Social Network Analysis written by Mohammad Gouse Galety and has been published by John Wiley & Sons this book supported file pdf, txt, epub, kindle and other format this book has been release on 2022-05-24 with Technology & Engineering categories.


SOCIAL NETWORK ANALYSIS As social media dominates our lives in increasing intensity, the need for developers to understand the theory and applications is ongoing as well. This book serves that purpose.
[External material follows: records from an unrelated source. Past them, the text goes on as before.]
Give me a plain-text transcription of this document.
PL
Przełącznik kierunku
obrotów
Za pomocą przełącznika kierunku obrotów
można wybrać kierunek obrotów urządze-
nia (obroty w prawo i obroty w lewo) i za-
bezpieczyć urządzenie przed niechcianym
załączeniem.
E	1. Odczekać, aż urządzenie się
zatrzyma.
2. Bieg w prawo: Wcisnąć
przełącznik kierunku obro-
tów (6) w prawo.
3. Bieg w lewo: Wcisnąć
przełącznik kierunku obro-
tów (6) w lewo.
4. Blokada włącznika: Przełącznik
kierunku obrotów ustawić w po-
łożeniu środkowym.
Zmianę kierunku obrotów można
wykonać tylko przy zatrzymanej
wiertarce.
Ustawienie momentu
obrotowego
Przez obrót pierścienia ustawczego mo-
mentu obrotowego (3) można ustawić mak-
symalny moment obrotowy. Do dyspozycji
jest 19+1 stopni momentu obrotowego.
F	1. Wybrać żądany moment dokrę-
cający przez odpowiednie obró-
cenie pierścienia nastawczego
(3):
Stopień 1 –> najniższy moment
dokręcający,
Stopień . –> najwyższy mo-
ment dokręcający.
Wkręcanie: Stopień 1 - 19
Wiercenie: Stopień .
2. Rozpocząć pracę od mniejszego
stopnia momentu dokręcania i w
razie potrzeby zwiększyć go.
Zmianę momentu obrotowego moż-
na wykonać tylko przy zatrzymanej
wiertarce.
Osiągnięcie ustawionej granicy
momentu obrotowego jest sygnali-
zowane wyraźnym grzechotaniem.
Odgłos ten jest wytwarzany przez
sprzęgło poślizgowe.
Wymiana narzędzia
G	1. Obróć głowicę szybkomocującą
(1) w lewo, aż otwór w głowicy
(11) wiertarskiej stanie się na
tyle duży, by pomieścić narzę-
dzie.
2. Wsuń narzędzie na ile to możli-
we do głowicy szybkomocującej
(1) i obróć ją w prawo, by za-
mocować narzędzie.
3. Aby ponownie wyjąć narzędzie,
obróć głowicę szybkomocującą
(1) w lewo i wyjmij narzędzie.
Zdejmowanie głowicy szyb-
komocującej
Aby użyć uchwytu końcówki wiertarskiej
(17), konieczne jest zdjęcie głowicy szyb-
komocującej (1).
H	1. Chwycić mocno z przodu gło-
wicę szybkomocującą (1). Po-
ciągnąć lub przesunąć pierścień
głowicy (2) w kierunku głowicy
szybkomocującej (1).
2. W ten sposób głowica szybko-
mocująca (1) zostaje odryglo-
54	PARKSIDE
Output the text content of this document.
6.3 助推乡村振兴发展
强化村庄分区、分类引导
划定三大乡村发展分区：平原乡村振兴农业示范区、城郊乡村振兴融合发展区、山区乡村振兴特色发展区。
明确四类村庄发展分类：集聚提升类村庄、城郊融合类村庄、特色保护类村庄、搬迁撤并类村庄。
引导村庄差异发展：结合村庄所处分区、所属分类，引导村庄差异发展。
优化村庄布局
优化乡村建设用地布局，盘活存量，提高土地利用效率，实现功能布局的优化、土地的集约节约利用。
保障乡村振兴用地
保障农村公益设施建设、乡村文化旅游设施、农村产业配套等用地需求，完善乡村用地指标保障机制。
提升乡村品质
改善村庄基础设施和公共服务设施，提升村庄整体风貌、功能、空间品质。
Social network analysis is the solicitation of network science on social networks, and social occurrences are denoted and premeditated by data on coinciding pairs as the entities of opinion. The book features: Social network analysis from a computational perspective using python to show the significance of fundamental facets of network theory and the various metrics used to measure the social network. An understanding of network analysis and motivations to model phenomena as networks. Real-world networks established with human-related data frequently display social properties, i.e., patterns in the graph from which human behavioral patterns can be analyzed and extracted. Exemplifies information cascades that spread through an underlying social network to achieve widespread adoption. Network analysis that offers an appreciation method to health systems and services to illustrate, diagnose, and analyze networks in health systems. The social web has developed a significant social and interactive data source that pays exceptional attention to social science and humanities research. The benefits of artificial intelligence enable social media platforms to meet an increasing number of users and yield the biggest marketplace, thus helping social networking analysis distribute better customer understanding and aiding marketers to target the right customers. Audience The book will interest computer scientists, AI researchers, IT and software engineers, mathematicians.